HIDS blocking (Wazuh)
senhasegura uses an integrated HIDS system based on Wazuh to protect server access. It prevents unsuccessful SSH connection attempts, ensuring resource integrity.
After three failed password attempts, the system blocks the IP/host for an increasing period of time: 1 minute, 10 minutes, 1 hour, and 24 hours. The IP/host is unblocked after the specified time limit.
The blocked IP/host is added to the senhasegura firewall blocklist, preventing future connections.

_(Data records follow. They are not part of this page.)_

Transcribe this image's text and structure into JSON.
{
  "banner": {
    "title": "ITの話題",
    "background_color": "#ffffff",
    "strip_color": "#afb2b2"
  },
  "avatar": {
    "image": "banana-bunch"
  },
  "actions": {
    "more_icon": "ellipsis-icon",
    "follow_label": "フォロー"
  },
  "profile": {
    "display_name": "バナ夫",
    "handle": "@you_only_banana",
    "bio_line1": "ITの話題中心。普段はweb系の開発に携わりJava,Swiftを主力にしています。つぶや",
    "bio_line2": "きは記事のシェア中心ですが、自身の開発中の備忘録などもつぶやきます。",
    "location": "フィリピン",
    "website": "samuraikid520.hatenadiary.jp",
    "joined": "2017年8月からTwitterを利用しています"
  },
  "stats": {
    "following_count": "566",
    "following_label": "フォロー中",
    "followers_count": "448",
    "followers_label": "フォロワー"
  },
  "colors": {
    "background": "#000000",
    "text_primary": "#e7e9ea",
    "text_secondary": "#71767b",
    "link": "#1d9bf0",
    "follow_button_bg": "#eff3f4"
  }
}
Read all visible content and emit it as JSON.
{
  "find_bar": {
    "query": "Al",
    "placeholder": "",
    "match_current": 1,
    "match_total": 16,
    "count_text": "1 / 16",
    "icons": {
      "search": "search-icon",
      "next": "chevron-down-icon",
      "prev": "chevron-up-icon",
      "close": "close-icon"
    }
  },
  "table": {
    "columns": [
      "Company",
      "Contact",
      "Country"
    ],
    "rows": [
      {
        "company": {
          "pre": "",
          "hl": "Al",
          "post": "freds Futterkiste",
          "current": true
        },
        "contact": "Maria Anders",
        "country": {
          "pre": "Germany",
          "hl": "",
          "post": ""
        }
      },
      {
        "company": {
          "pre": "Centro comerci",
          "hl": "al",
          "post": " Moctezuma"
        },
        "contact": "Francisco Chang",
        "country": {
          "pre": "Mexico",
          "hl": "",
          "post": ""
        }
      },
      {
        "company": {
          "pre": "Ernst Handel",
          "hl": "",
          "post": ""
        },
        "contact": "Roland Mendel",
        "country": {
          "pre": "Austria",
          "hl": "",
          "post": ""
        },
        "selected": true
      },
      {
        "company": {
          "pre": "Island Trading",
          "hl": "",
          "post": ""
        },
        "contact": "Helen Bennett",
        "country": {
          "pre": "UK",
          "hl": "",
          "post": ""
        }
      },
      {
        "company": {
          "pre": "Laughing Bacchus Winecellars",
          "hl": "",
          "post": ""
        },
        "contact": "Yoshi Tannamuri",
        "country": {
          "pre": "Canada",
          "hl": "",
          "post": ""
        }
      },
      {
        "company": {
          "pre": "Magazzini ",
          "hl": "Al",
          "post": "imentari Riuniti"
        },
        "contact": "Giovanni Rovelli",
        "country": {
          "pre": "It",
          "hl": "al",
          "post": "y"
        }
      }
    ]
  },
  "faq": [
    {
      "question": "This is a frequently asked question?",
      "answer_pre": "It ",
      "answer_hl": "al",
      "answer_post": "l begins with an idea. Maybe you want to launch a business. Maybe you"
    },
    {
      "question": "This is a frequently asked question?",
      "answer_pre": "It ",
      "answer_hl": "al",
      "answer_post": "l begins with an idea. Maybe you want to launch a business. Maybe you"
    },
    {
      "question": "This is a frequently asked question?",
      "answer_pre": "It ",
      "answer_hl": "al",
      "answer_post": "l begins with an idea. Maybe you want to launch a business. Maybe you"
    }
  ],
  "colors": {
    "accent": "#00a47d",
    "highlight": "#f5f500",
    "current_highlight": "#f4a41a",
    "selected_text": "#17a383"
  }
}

The administrator can manually unblock the IP.
To manually unblock, the administrator needs to access the Grid Menu ⁝⁝⁝, indicated by the box with nine squares and select the Orbit Config Manager ➔ Server ➔ Security menu, locate the IP in the blocklist, and remove the block. The unblocking process may take a few minutes.
Server Tuning
When there is a change in the user profile or the hardware configuration, it is recommended that the load parameters of the web server and database are reconfigured so that the senhasegura always works in the best hardware configuration that is hosted and within the user's usage profile.
You can perform this maintenance from the menu Orbit Config Manager ➔ Server ➔ System tuning. You can choose between different system usage profiles on this screen, which will calculate the best configuration with the available hardware resources.
This calculation may show low or no value variation if the available hardware is insufficient for a change in usage profile.
This action will reboot the systems and affect the senhasegura behavior. Be aware of downtime.